Après la délivrance commune, Fouché rentre dans l’ombre. On ne le traque pas, mais il dégoûte : il va se blanchir à l’écart. Se blanchir et s’enrichir. Il a l’instinct des animaux qui se cachent pour changer de peau, quand vient le temps de la mue. La seconde période de la Révolution commence, celle où le jacobin assagi se nantit. Pauvre jusqu’alors, l’homme qui limitait le revenu d’un républicain à quarante écus n’est pas d’humeur à rester en retard sur ses congénères. Barras, qui l’a pris en gré, lui abandonne la desserte de sa table, quelques fournitures d’armées. En 1796, après une mission obscure sur la frontière d’Espagne, on le voit en rapports d’affaires avec les grands soumissionnaires, Ouvrard, Haingnerlot.
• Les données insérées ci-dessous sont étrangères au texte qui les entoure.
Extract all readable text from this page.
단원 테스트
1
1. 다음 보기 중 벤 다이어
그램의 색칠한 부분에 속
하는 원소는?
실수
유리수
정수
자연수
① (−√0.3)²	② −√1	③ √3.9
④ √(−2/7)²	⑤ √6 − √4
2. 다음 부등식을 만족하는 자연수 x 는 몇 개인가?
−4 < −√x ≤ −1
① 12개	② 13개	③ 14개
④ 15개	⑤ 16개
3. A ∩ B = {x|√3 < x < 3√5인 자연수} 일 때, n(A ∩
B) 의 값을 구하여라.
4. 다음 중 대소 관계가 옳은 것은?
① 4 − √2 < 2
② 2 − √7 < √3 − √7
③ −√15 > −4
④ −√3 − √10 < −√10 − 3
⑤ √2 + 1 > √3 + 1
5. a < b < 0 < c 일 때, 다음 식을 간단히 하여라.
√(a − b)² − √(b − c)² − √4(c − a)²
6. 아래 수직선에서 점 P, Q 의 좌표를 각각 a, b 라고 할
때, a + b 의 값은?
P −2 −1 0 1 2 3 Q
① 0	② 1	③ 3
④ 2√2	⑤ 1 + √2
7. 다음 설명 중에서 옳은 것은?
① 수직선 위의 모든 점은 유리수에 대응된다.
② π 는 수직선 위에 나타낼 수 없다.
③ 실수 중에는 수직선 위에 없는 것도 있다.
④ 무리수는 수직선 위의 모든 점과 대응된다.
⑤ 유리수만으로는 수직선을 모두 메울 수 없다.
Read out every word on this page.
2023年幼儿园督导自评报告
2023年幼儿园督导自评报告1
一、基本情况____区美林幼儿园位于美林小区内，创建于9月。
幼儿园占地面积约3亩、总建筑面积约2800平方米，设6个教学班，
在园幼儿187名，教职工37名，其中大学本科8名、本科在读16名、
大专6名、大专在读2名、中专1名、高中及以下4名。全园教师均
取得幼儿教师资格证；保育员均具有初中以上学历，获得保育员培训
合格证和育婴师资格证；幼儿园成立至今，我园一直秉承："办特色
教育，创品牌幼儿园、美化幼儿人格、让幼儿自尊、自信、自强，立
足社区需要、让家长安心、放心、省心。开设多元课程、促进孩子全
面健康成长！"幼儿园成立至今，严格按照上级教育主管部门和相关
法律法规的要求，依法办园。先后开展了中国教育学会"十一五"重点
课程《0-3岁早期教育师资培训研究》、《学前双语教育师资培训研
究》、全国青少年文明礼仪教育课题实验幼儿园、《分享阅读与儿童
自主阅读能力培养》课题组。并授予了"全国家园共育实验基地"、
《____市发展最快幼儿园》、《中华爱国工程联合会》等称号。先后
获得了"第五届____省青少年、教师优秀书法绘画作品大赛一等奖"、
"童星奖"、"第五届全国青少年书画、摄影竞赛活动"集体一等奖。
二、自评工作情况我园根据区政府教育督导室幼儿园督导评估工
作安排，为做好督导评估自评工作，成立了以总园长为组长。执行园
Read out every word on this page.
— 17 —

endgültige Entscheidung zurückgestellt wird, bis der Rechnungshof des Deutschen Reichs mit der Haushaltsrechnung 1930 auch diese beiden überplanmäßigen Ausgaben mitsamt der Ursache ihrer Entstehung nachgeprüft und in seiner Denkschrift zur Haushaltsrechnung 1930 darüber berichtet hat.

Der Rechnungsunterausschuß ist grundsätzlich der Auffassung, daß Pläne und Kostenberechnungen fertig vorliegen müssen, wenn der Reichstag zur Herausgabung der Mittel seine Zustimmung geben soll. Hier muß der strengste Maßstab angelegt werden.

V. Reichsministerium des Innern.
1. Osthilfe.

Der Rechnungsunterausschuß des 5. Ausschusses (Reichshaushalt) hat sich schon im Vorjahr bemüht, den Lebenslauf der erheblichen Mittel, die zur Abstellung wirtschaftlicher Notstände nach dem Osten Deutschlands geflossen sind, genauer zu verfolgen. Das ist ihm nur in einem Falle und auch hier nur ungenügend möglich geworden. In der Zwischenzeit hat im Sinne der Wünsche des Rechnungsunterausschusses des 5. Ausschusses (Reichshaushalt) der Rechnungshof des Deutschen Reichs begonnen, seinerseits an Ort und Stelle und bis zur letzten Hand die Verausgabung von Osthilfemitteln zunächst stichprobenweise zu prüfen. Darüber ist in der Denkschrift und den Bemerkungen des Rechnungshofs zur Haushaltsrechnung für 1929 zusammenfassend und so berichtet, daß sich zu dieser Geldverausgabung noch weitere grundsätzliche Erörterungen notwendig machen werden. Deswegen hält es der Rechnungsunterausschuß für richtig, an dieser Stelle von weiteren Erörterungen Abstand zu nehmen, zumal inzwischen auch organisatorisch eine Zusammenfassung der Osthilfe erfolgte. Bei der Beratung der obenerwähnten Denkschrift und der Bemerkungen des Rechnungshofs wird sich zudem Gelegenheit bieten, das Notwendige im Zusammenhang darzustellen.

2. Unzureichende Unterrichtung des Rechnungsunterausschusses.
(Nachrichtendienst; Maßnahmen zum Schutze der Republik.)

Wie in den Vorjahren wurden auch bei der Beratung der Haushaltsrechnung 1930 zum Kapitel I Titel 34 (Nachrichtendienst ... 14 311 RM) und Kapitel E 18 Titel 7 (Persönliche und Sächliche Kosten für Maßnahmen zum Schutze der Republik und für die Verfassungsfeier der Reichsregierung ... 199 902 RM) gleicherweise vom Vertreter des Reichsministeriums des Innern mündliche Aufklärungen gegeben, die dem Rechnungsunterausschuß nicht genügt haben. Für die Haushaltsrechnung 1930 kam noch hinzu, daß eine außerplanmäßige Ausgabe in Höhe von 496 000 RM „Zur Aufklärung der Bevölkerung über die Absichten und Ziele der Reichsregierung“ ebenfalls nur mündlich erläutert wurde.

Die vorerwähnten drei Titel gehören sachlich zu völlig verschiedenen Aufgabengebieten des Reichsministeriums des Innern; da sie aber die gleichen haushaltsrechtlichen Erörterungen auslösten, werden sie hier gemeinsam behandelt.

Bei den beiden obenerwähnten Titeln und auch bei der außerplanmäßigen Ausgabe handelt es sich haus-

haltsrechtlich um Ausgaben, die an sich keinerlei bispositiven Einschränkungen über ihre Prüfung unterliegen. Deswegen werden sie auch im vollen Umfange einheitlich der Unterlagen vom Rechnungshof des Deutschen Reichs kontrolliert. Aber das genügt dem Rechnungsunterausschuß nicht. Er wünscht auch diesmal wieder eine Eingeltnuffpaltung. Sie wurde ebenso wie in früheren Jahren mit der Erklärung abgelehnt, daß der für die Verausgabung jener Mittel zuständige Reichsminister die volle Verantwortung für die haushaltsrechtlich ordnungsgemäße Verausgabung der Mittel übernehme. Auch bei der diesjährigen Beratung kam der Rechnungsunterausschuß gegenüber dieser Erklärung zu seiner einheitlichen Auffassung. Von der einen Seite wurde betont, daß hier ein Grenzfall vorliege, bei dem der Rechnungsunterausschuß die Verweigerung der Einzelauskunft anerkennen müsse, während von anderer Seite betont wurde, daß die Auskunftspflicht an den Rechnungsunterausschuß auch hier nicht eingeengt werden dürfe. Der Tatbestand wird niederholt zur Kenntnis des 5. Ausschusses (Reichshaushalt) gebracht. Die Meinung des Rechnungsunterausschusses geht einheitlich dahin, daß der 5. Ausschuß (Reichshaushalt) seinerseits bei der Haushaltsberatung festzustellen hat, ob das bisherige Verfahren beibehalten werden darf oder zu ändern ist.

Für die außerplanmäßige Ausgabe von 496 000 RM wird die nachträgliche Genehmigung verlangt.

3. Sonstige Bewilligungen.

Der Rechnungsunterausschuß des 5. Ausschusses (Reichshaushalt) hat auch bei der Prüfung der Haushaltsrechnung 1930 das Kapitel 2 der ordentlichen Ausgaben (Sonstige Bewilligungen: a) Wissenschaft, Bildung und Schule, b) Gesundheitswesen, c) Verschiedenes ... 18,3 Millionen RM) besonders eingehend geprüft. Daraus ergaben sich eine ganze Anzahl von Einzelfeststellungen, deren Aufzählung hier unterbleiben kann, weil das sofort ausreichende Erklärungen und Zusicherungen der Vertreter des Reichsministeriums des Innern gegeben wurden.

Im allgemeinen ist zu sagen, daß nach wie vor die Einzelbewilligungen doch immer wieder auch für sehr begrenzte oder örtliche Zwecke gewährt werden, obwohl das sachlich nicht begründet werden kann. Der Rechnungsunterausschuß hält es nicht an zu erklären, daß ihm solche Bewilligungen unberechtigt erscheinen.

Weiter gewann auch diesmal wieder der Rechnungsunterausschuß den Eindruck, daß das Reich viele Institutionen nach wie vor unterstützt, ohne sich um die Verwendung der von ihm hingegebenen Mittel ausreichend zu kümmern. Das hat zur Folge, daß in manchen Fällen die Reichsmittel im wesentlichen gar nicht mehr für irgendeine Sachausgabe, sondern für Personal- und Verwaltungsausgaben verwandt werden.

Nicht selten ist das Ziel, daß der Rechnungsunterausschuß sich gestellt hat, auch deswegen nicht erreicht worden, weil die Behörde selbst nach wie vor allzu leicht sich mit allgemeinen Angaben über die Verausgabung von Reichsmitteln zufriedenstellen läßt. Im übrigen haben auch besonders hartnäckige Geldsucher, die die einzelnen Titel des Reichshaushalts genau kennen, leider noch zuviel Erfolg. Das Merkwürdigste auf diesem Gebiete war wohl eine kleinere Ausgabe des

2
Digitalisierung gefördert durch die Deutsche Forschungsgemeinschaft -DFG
Il pose péniblement les assises de l’énorme fortune qu’enfleront plus tard les libéralités impériales et les facilités du ministère de la police.

Ce ministère qui semble expressément créé pour son génie, Fouché s’y incruste enfin quand il a fait peau neuve, en 1798. On entre dans la troisième période, celle où le jacobin assagi et nanti cherche un général. Fouché cherche comme les autres ; il tâte Hoche, qui lui manque trop tôt dans la main ; Joubert, qui lui plaît mieux, et avec lequel il pousse les choses fort loin. Il n’avait rien préparé avec Bonaparte : elle n’en est que plus admirable, la stratégie cauteleuse qu’il déploie au 18 brumaire, durant ces heures incertaines où il se réserve, ferme les barrières de Paris, les rouvre triomphalement au succès, se donne et se rend indispensable.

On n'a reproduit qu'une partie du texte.